Cohen’s Kappa

Clinical Biostatistics
kappa
agreement
reliability
Chance-corrected agreement between two raters on categorical data
Published

April 17, 2026

Introduction

Cohen’s kappa (1960) measures agreement between two raters on a categorical scale, correcting for the agreement expected by chance. It is the de facto standard for inter-rater reliability on nominal outcomes and is widely reported in reliability studies of imaging, pathology, and diagnostic assessments.

Prerequisites

Categorical data; proportion agreement.

Theory

\[\kappa = \frac{p_o - p_e}{1 - p_e},\] where \(p_o\) is observed agreement and \(p_e\) is agreement expected by chance (product of marginals). \(\kappa = 1\) means perfect agreement; 0 means chance-level; negative means worse than chance.

Landis-Koch benchmarks: 0.01-0.20 slight, 0.21-0.40 fair, 0.41-0.60 moderate, 0.61-0.80 substantial, 0.81-1.00 almost perfect.

Assumptions

Two raters; categories are exclusive and exhaustive; ratings are independent between raters; the same subject is rated by both.

R Implementation

library(psych)

set.seed(2026)
n <- 100
# Simulate two raters with ~80% agreement
rater1 <- factor(sample(c("pos", "neg"), n, replace = TRUE))
agree <- rbinom(n, 1, 0.8)
rater2 <- ifelse(agree == 1, as.character(rater1),
                 ifelse(rater1 == "pos", "neg", "pos"))
rater2 <- factor(rater2, levels = levels(rater1))
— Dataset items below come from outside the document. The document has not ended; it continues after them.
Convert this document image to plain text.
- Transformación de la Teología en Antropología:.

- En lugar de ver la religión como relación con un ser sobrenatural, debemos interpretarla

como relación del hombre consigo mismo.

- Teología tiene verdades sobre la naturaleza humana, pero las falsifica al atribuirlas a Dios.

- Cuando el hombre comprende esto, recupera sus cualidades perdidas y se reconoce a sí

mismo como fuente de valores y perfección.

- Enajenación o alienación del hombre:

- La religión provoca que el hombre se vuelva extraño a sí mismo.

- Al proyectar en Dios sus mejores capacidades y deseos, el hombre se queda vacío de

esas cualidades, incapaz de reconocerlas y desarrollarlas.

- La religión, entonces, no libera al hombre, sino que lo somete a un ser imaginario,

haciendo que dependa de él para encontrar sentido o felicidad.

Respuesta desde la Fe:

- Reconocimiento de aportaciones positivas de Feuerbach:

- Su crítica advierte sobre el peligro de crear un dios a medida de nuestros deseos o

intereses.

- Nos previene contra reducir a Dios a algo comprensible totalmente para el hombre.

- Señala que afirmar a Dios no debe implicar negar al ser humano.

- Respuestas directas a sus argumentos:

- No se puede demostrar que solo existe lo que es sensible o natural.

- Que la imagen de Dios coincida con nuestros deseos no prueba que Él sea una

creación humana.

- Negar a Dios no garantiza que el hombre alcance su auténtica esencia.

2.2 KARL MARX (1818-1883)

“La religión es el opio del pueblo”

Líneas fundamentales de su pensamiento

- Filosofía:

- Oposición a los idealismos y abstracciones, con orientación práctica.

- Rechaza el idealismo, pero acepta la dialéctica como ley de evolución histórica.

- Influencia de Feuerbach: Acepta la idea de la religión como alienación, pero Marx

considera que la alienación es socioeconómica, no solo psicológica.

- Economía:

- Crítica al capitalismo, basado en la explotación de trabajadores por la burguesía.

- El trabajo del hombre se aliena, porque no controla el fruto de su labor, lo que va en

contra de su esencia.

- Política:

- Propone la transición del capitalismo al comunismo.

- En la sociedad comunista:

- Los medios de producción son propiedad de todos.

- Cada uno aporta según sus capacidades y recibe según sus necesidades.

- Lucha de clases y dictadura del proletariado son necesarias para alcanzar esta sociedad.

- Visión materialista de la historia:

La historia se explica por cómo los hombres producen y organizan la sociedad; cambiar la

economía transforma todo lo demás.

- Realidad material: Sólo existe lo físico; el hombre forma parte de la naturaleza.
tab <- table(rater1, rater2)
tab

cohen.kappa(cbind(rater1, rater2))

Output & Results

Cross-table of ratings and Cohen’s kappa (~0.6); 95 % CI reflects the modest sample size.

Interpretation

“Inter-rater agreement was substantial (kappa = 0.58, 95 % CI 0.41-0.75) per Landis-Koch; observed agreement 80 % with chance agreement 52 %.”

Practical Tips

  • Kappa depends on prevalence; very low-prevalence categories produce small kappa even with high agreement (kappa paradox).
  • Report both kappa and observed agreement for transparency.
  • For > 2 raters, use Fleiss’ kappa or intraclass correlation.
  • For ordinal data, use weighted kappa to credit partial agreement.
  • Confidence interval on kappa is typically via bootstrap or delta method.